キャンプの中に入って何も触らずに放っておくと彼らの生活感も見られるようになっていて愉快です。おそらく、開発メンバーがそれぞれのキャラを好きになってくれたんだと思います。
辻本氏:
レンジャーという仲間たちには年齢はもちろん性格や見た目も、さまざまな個性があります。RPGとして、仲間と冒険する感覚を表現したいと思っていました。

──スペックの向上に際して表現できる部分もかわったんですね。特に注目してもらいたいシーンはございますでしょうか。
川野氏:
背景にはとくにこだわりました。第1章ではいわゆる西洋ファンタジー的な舞台で、2章以降はアジアンテイストな風景が見られ、モンスターの生態系も変わり『モンスターハンターライズ』のモンスターも登場するようになります。

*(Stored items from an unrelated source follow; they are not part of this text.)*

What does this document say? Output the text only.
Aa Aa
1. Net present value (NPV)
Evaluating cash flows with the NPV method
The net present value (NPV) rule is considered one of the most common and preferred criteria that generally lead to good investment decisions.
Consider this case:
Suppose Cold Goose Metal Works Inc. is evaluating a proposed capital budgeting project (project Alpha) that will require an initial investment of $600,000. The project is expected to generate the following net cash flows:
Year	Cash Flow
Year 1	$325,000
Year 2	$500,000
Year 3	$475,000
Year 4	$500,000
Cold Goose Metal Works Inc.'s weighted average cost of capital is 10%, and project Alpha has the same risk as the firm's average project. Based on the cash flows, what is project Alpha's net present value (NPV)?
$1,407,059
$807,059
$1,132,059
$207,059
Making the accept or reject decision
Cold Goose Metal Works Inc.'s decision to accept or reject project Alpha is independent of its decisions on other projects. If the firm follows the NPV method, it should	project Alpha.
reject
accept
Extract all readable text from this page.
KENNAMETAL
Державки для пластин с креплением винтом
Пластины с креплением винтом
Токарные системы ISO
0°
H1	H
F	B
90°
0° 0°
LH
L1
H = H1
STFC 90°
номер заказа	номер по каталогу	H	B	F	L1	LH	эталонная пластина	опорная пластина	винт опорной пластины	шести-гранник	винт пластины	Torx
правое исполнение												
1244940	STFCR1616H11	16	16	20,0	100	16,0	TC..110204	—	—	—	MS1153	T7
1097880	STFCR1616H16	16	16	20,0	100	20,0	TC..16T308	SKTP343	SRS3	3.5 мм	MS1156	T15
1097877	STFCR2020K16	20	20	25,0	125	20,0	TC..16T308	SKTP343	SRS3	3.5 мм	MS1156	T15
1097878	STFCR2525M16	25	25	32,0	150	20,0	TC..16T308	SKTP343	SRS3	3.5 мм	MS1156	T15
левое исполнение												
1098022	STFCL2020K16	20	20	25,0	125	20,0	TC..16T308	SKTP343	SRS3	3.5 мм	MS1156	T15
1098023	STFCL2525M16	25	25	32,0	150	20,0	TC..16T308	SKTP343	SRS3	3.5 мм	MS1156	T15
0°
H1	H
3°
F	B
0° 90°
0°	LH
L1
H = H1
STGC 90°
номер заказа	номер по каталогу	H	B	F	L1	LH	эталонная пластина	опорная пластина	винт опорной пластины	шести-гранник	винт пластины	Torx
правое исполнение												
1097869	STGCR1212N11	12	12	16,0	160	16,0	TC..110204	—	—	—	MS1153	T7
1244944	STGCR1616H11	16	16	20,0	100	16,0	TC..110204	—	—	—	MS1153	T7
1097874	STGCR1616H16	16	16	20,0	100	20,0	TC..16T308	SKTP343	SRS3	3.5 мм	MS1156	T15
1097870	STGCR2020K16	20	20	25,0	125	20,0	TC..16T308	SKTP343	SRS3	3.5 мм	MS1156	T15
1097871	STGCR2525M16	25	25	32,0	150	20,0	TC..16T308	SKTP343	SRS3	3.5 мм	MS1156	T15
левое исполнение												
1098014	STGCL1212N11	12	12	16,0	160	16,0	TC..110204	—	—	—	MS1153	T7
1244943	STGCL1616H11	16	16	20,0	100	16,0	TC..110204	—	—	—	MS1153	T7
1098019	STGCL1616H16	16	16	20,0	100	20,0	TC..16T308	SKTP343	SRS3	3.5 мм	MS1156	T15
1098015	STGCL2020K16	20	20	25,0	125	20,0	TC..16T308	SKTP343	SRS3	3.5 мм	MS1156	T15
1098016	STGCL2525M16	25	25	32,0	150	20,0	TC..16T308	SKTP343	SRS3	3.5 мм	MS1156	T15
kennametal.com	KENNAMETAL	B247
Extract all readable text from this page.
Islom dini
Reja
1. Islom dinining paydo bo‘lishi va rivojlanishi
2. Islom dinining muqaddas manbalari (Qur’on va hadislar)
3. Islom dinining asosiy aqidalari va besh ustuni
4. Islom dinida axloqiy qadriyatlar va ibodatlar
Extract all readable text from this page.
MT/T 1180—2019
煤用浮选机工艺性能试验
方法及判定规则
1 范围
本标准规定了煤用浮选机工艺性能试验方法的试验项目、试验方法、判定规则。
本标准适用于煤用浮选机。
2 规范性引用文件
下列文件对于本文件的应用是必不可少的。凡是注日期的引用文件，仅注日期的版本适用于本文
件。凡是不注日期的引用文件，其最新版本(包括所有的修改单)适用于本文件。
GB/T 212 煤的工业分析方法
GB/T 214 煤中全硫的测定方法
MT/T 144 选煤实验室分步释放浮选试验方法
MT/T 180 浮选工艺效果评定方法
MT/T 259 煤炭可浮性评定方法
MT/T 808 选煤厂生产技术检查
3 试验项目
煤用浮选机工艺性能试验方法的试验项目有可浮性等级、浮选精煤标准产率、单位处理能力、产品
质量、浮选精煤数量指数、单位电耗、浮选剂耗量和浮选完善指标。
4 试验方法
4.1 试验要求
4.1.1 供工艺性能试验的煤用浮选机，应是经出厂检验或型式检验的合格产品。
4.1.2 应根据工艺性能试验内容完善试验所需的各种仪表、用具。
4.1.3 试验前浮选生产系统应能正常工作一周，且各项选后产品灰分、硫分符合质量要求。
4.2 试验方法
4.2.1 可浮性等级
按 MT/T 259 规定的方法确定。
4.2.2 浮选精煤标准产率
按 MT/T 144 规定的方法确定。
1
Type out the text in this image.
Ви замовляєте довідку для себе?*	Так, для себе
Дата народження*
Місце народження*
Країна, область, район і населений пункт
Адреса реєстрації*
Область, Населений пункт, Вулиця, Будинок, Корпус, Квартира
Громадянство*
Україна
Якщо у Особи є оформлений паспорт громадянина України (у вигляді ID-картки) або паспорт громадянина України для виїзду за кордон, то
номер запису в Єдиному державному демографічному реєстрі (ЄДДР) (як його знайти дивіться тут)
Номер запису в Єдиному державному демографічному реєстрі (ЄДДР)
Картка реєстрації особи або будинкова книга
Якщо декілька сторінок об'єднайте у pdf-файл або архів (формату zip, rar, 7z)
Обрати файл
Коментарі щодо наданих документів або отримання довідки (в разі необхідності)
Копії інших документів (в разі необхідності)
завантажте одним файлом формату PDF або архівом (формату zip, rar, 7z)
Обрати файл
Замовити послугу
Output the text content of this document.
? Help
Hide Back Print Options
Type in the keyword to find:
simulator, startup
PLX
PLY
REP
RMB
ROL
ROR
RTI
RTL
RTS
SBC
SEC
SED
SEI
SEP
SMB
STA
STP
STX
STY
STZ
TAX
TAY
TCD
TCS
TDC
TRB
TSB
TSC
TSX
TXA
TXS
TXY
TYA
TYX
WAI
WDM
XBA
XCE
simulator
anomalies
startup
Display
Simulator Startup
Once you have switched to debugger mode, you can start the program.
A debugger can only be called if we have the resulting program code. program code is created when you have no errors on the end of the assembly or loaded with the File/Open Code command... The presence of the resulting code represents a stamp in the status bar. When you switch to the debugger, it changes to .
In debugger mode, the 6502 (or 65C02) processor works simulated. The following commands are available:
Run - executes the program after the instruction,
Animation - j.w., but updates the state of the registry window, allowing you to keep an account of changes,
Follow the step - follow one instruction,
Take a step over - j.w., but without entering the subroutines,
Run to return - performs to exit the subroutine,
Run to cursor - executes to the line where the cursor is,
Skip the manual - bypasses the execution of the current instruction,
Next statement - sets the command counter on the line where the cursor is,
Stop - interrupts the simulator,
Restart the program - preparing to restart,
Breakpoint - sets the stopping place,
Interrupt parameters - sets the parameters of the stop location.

また、モンスターのデザインの落としどころにもこだわりました。「鱗の情報量をどれくらいにすると良く見えるか」など、気を付けています。

若原 大資氏(以下、若原氏):
僕は「モンスター図鑑」【※】も好きですね。
※モンスター図鑑
一度戦ったことのあるモンスターは、図鑑に登録される。メニュー画面からいつでも見ることが可能で、主人公の手書き風のビジュアルが特徴となっている。
川野氏:
「モンスター図鑑」は「主人公がモンスターの姿を手記に書き記す」というテイストを表現するため、手描き風のデザインにしています。
本作に登場するモンスターの全体像を観れるようにしておりますので、ぜひ楽しんでいただきたいですね。とくに時間をかけました。